Journal of Applied Electrochemistry
- Discipline: Chemistry
- Language: English
- Edited by: Gerardine G. Botte

Publication details
- History: 1971–present
- Publisher: Springer (Netherlands)
- Frequency: Monthly
- Open access: Hybrid (Transformative Journal)
- License: CC BY 4.0
- Impact factor: 3.0 (2024)

Standard abbreviations
- ISO 4: J. Appl.
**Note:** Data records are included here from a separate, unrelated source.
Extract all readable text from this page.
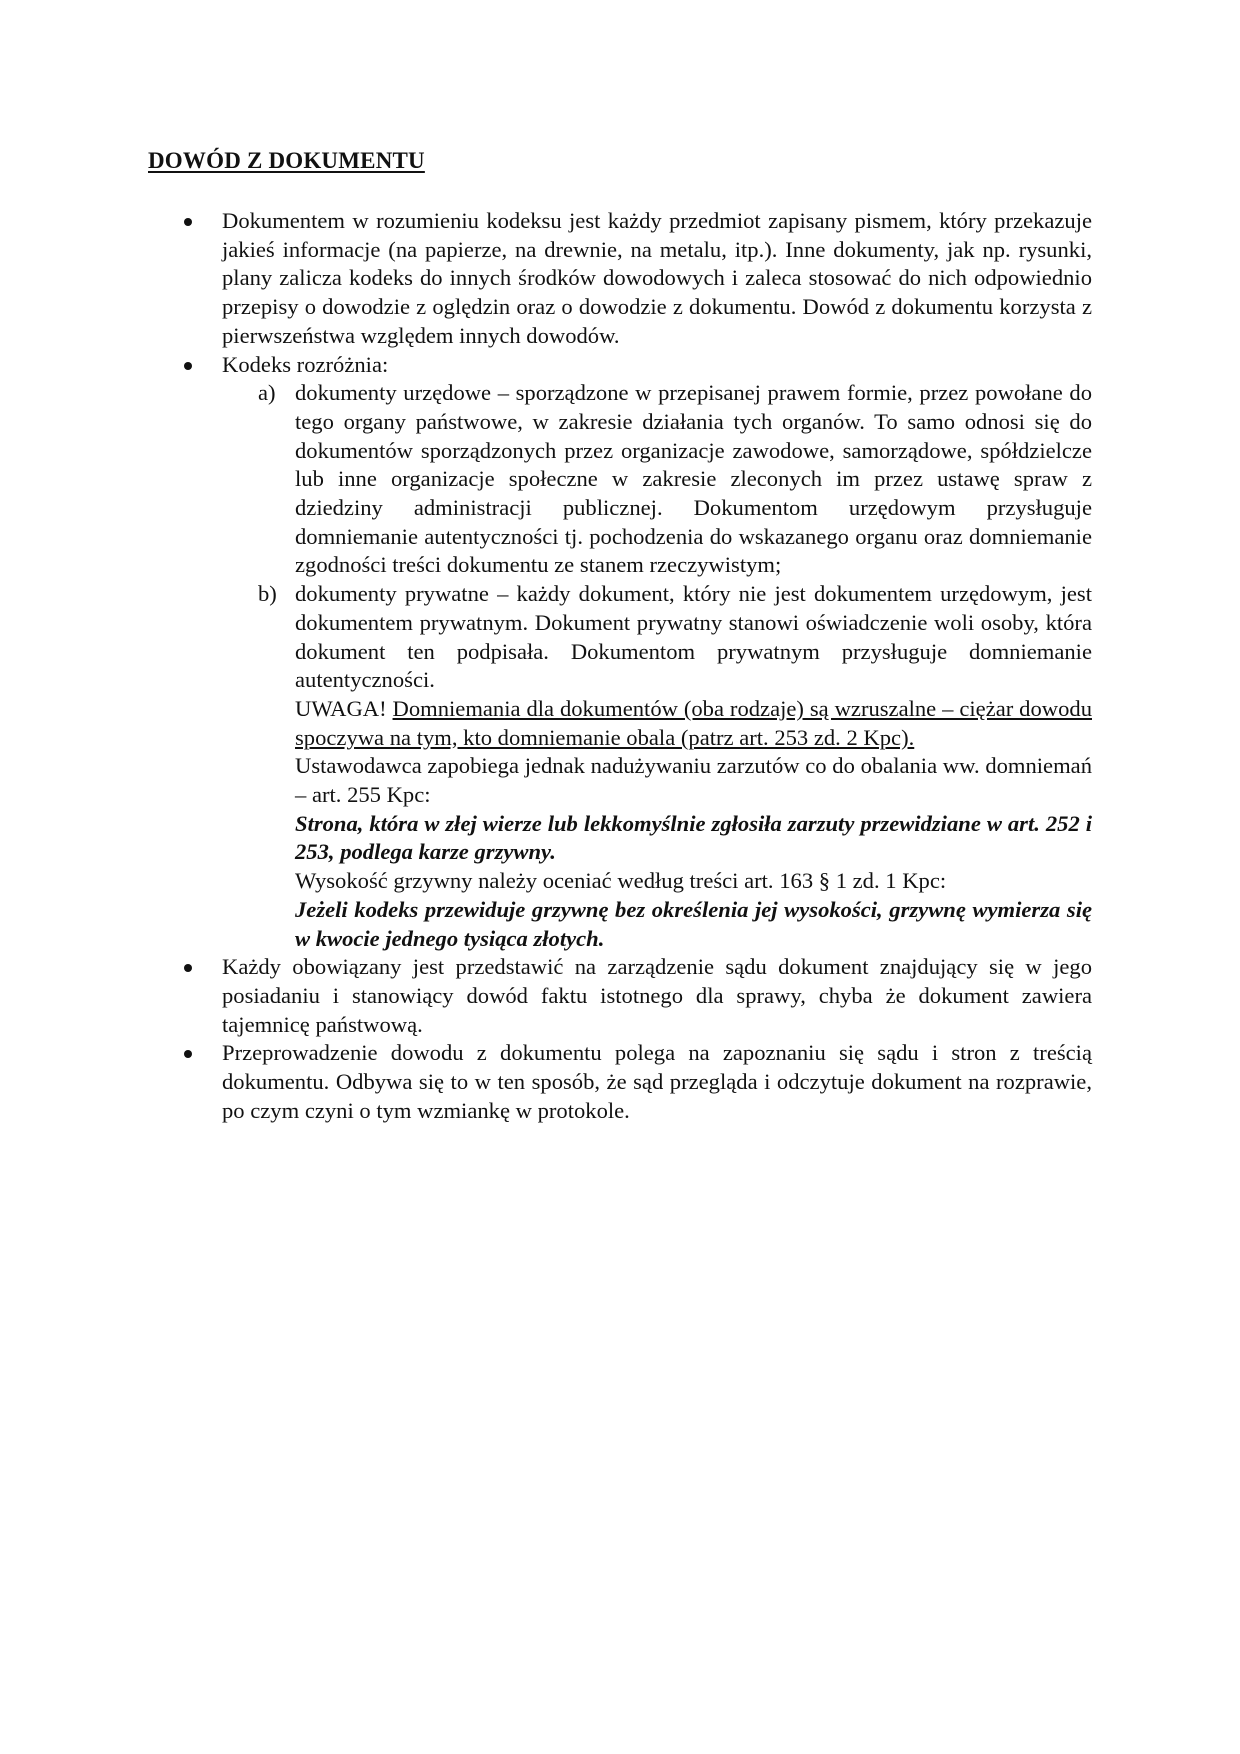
DOWÓD Z DOKUMENTU

Dokumentem w rozumieniu kodeksu jest każdy przedmiot zapisany pismem, który przekazuje jakieś informacje (na papierze, na drewnie, na metalu, itp.). Inne dokumenty, jak np. rysunki, plany zalicza kodeks do innych środków dowodowych i zaleca stosować do nich odpowiednio przepisy o dowodzie z oględzin oraz o dowodzie z dokumentu. Dowód z dokumentu korzysta z pierwszeństwa względem innych dowodów.

Kodeks rozróżnia:

a) dokumenty urzędowe – sporządzone w przepisanej prawem formie, przez powołane do tego organy państwowe, w zakresie działania tych organów. To samo odnosi się do dokumentów sporządzonych przez organizacje zawodowe, samorządowe, spółdzielcze lub inne organizacje społeczne w zakresie zleconych im przez ustawę spraw z dziedziny administracji publicznej. Dokumentom urzędowym przysługuje domniemanie autentyczności tj. pochodzenia do wskazanego organu oraz domniemanie zgodności treści dokumentu ze stanem rzeczywistym;
b) dokumenty prywatne – każdy dokument, który nie jest dokumentem urzędowym, jest dokumentem prywatnym. Dokument prywatny stanowi oświadczenie woli osoby, która dokument ten podpisała. Dokumentom prywatnym przysługuje domniemanie autentyczności.

UWAGA! Domniemania dla dokumentów (oba rodzaje) są wzruszalne – ciężar dowodu spoczywa na tym, kto domniemanie obala (patrz art. 253 zd. 2 Kpc).

Ustawodawca zapobiega jednak nadużywaniu zarzutów co do obalania ww. domniemań – art. 255 Kpc:

Strona, która w złej wierze lub lekkomyślnie zgłosiła zarzuty przewidziane w art. 252 i 253, podlega karze grzywny.

Wysokość grzywny należy oceniać według treści art. 163 § 1 zd. 1 Kpc:

Jeżeli kodeks przewiduje grzywnę bez określenia jej wysokości, grzywnę wymierza się w kwocie jednego tysiąca złotych.

Każdy obowiązany jest przedstawić na zarządzenie sądu dokument znajdujący się w jego posiadaniu i stanowiący dowód faktu istotnego dla sprawy, chyba że dokument zawiera tajemnicę państwową.

Przeprowadzenie dowodu z dokumentu polega na zapoznaniu się sądu i stron z treścią dokumentu. Odbywa się to w ten sposób, że sąd przegląda i odczytuje dokument na rozprawie, po czym czyni o tym wzmiankę w protokole.
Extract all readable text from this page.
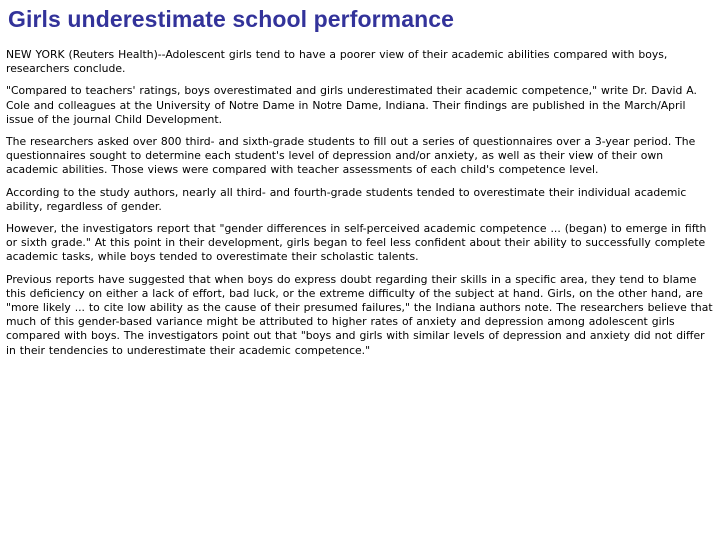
Girls underestimate school performance

NEW YORK (Reuters Health)--Adolescent girls tend to have a poorer view of their academic abilities compared with boys, researchers conclude.

"Compared to teachers' ratings, boys overestimated and girls underestimated their academic competence," write Dr. David A. Cole and colleagues at the University of Notre Dame in Notre Dame, Indiana. Their findings are published in the March/April issue of the journal Child Development.

The researchers asked over 800 third- and sixth-grade students to fill out a series of questionnaires over a 3-year period. The questionnaires sought to determine each student's level of depression and/or anxiety, as well as their view of their own academic abilities. Those views were compared with teacher assessments of each child's competence level.

According to the study authors, nearly all third- and fourth-grade students tended to overestimate their individual academic ability, regardless of gender.

However, the investigators report that "gender differences in self-perceived academic competence ... (began) to emerge in fifth or sixth grade." At this point in their development, girls began to feel less confident about their ability to successfully complete academic tasks, while boys tended to overestimate their scholastic talents.

Previous reports have suggested that when boys do express doubt regarding their skills in a specific area, they tend to blame this deficiency on either a lack of effort, bad luck, or the extreme difficulty of the subject at hand. Girls, on the other hand, are "more likely ... to cite low ability as the cause of their presumed failures," the Indiana authors note. The researchers believe that much of this gender-based variance might be attributed to higher rates of anxiety and depression among adolescent girls compared with boys. The investigators point out that "boys and girls with similar levels of depression and anxiety did not differ in their tendencies to underestimate their academic competence."
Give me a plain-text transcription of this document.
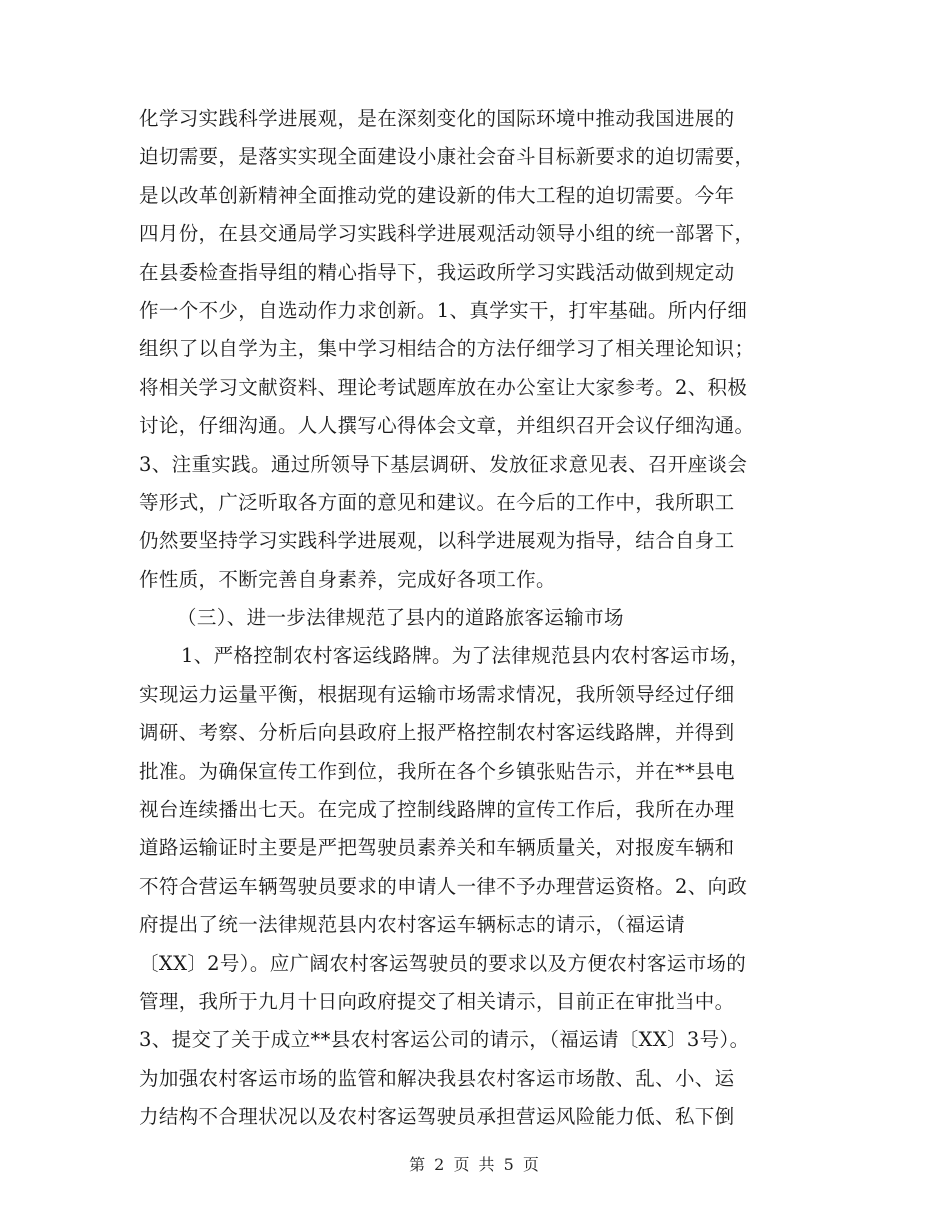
化学习实践科学进展观，是在深刻变化的国际环境中推动我国进展的
迫切需要，是落实实现全面建设小康社会奋斗目标新要求的迫切需要，
是以改革创新精神全面推动党的建设新的伟大工程的迫切需要。今年
四月份，在县交通局学习实践科学进展观活动领导小组的统一部署下，
在县委检查指导组的精心指导下，我运政所学习实践活动做到规定动
作一个不少，自选动作力求创新。1、真学实干，打牢基础。所内仔细
组织了以自学为主，集中学习相结合的方法仔细学习了相关理论知识；
将相关学习文献资料、理论考试题库放在办公室让大家参考。2、积极
讨论，仔细沟通。人人撰写心得体会文章，并组织召开会议仔细沟通。
3、注重实践。通过所领导下基层调研、发放征求意见表、召开座谈会
等形式，广泛听取各方面的意见和建议。在今后的工作中，我所职工
仍然要坚持学习实践科学进展观，以科学进展观为指导，结合自身工
作性质，不断完善自身素养，完成好各项工作。
（三）、进一步法律规范了县内的道路旅客运输市场
1、严格控制农村客运线路牌。为了法律规范县内农村客运市场，
实现运力运量平衡，根据现有运输市场需求情况，我所领导经过仔细
调研、考察、分析后向县政府上报严格控制农村客运线路牌，并得到
批准。为确保宣传工作到位，我所在各个乡镇张贴告示，并在**县电
视台连续播出七天。在完成了控制线路牌的宣传工作后，我所在办理
道路运输证时主要是严把驾驶员素养关和车辆质量关，对报废车辆和
不符合营运车辆驾驶员要求的申请人一律不予办理营运资格。2、向政
府提出了统一法律规范县内农村客运车辆标志的请示，（福运请
〔XX〕2号）。应广阔农村客运驾驶员的要求以及方便农村客运市场的
管理，我所于九月十日向政府提交了相关请示，目前正在审批当中。
3、提交了关于成立**县农村客运公司的请示，（福运请〔XX〕3号）。
为加强农村客运市场的监管和解决我县农村客运市场散、乱、小、运
力结构不合理状况以及农村客运驾驶员承担营运风险能力低、私下倒
第 2 页 共 5 页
Electrochem.

Indexing
- CODEN: JAELBJ
- ISSN: 0021-891X (print) 1572-8838 (web)

Links
- Journal homepage; Online Access;

= Journal of Applied Electrochemistry =

The Journal of Applied Electrochemistry is a peer-reviewed scientific journal published by Springer Science+Business Media, which focuses on the technological applications of electrochemistry.

Subjects covered are energy conversion, conservation, and storage, industrial synthesis, environmental remediation, electrochemical engineering, supercapacitors, fuel and solar cells, cell design, corrosion, hydrometallurgy, surface finishing, electroplating, electrodeposition, and other applications of electrochemical research.

The journal is affiliated with the International Society of Electrochemistry.

== History ==
The Journal of Applied Electrochemistry was established in 1971 under founding editor Douglas Inman to supplement existing journals that focused on research into fundamental electrochemical science.

The journal's current editor is Gerardine G. Botte.

== Abstracting and indexing ==
The journal is abstracted and indexed in the Science Citation Index Expanded, Scopus, Inspec, and Current Contents/Physical, Chemical and Earth Sciences.

According to the Journal Citation Reports, the journal has a 2024 impact factor of 3.0.